In fact, there are 138 estimated tribes living uncontacted in the Amazon rain forest. They have adapted to survive without antibiotics and things, like toilets, that we consider necessary.

It makes my last post seem about how the toilets in Brazil are so different seem insignificant.

This, to me, makes statements about saving the rainforest and our environment so much more meaningful. We aren’t just discussing animals. We aren’t only trying to save trees. People in Brazil, and those that fight for the rainforest, are fighting for people. To save their habitat as well.

Prof. Mello says that Brazilians attempt to leave the indigenous populations alone because they are “innocent like children.” Not young, but learning their own ways, and how to function without the internet or television, a way in which our children, and us, will not grow up.

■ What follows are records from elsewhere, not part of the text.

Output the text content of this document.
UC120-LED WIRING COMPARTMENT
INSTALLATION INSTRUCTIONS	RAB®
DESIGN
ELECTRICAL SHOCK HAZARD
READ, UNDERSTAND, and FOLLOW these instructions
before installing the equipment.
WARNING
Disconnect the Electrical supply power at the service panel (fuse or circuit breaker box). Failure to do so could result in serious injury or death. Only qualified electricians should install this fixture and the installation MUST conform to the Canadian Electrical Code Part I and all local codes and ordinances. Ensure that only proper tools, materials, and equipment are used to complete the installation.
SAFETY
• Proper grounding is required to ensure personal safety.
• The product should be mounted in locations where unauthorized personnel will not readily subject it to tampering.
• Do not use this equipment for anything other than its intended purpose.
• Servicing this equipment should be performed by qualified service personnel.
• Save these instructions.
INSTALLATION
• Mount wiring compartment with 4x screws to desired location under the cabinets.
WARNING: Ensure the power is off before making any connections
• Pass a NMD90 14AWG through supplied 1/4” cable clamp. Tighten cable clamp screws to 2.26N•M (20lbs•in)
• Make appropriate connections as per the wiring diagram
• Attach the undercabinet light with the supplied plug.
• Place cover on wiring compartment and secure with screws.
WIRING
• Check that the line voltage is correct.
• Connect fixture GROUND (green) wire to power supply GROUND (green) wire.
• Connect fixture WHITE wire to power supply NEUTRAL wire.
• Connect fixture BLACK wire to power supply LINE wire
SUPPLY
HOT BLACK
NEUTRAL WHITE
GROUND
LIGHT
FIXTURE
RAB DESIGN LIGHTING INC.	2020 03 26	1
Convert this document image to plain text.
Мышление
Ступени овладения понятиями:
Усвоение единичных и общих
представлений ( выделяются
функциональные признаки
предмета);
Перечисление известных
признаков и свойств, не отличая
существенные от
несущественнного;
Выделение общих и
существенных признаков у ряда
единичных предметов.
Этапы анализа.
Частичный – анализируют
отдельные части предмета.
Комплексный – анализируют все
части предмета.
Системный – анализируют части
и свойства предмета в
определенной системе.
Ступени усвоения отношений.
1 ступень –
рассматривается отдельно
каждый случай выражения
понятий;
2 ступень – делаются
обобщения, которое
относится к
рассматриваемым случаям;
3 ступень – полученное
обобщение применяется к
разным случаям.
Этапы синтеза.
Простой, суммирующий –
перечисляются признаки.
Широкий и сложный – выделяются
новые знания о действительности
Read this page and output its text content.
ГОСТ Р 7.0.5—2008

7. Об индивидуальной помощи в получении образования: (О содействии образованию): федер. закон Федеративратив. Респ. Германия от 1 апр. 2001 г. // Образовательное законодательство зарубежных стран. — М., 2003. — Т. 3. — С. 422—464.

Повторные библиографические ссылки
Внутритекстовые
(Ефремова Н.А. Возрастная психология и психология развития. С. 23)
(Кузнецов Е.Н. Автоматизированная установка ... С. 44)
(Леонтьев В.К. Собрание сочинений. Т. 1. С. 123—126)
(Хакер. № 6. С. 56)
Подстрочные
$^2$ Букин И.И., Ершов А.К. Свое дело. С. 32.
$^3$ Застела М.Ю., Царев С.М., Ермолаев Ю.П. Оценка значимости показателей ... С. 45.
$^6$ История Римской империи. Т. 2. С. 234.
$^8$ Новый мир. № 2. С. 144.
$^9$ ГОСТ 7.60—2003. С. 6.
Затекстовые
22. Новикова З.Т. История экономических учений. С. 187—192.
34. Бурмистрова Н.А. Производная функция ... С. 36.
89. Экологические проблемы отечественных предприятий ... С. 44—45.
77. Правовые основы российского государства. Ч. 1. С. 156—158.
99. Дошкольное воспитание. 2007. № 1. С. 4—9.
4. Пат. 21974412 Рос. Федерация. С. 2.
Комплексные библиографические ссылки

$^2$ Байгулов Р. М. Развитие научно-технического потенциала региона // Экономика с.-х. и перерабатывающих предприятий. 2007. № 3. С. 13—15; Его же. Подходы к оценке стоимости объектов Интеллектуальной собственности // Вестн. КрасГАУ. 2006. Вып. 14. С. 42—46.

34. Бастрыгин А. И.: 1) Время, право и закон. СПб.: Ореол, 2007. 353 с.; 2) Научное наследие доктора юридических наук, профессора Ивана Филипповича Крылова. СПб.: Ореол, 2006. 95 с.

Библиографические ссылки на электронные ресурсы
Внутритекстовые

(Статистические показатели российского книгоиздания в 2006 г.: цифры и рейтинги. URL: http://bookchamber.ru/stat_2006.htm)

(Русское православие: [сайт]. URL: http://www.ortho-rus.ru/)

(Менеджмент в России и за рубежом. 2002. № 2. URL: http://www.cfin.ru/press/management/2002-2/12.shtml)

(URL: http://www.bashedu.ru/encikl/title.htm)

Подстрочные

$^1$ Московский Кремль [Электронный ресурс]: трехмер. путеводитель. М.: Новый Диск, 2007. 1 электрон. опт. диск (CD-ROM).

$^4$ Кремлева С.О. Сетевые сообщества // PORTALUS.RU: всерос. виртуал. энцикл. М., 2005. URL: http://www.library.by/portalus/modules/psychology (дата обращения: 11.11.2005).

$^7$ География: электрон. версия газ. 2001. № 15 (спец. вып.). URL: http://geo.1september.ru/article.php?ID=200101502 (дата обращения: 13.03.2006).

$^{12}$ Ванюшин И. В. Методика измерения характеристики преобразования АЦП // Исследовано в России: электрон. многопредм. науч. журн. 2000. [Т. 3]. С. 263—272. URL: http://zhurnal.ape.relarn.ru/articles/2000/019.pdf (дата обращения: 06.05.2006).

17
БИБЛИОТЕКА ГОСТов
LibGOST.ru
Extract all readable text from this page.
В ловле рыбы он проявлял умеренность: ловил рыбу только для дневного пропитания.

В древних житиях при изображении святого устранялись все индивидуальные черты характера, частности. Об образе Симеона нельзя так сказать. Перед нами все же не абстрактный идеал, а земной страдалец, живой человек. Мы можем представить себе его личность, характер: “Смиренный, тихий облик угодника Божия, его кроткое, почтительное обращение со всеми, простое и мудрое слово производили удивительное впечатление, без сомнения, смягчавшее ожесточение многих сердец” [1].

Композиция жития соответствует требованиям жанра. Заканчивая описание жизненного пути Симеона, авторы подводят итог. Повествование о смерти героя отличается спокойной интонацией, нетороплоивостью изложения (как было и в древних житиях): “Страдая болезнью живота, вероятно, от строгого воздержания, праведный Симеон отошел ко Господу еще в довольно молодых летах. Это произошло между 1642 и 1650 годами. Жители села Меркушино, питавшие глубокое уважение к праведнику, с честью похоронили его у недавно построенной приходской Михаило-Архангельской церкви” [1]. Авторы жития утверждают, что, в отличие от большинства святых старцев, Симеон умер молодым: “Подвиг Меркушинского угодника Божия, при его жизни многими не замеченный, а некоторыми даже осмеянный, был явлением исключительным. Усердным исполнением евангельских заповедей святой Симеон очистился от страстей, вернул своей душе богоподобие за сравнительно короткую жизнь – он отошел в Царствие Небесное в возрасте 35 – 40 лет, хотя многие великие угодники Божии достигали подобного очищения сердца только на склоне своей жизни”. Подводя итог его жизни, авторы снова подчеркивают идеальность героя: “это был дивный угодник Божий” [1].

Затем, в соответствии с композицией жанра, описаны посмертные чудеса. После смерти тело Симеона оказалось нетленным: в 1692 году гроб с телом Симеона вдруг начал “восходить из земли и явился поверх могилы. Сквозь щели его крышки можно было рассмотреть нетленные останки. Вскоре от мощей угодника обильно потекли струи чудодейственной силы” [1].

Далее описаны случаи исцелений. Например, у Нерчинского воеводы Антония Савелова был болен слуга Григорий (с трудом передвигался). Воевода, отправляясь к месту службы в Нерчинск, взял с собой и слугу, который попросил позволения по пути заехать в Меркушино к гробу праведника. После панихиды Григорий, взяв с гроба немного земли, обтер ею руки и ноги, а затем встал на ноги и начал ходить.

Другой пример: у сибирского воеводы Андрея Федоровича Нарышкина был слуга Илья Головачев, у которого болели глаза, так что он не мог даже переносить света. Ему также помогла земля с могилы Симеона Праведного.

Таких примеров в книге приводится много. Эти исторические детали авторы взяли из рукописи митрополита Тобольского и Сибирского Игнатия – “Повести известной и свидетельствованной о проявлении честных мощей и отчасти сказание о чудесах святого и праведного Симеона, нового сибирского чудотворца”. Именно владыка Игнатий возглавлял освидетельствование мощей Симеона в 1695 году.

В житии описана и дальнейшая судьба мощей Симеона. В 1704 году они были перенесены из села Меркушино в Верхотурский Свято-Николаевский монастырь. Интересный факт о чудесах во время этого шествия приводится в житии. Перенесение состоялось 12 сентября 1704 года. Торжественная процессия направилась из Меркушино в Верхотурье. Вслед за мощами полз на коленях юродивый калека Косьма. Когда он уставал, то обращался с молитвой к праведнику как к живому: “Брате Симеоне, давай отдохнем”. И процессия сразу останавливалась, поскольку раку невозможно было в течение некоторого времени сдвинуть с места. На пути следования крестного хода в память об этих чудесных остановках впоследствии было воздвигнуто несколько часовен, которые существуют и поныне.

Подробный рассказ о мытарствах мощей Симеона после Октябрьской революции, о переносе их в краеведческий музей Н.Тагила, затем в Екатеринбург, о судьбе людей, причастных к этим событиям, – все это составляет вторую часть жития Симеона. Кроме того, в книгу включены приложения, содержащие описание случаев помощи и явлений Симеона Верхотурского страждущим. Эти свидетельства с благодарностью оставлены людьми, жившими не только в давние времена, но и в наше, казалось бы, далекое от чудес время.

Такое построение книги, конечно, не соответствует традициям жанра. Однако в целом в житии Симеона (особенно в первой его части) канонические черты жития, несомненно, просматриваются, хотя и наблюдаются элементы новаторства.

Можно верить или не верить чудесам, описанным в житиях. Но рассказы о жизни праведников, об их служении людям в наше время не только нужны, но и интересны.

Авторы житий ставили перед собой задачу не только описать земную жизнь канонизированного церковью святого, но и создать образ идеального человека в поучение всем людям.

I was under the impression that all people lived as a sort of civilization, and that hunter and gatherers really only existed in the tropics of Africa and the Sahara, but these people knew standard language, and of societal development. As I’m learning, this is all a factor of geographic development.

In Sao Paulo there are things, like the toilets and favelas that are different. But I could never have imagined indigenous indian’s.

My eyes are being opened like they never have been before. Class is meaningful, changing my perspective, and even the way I see the world.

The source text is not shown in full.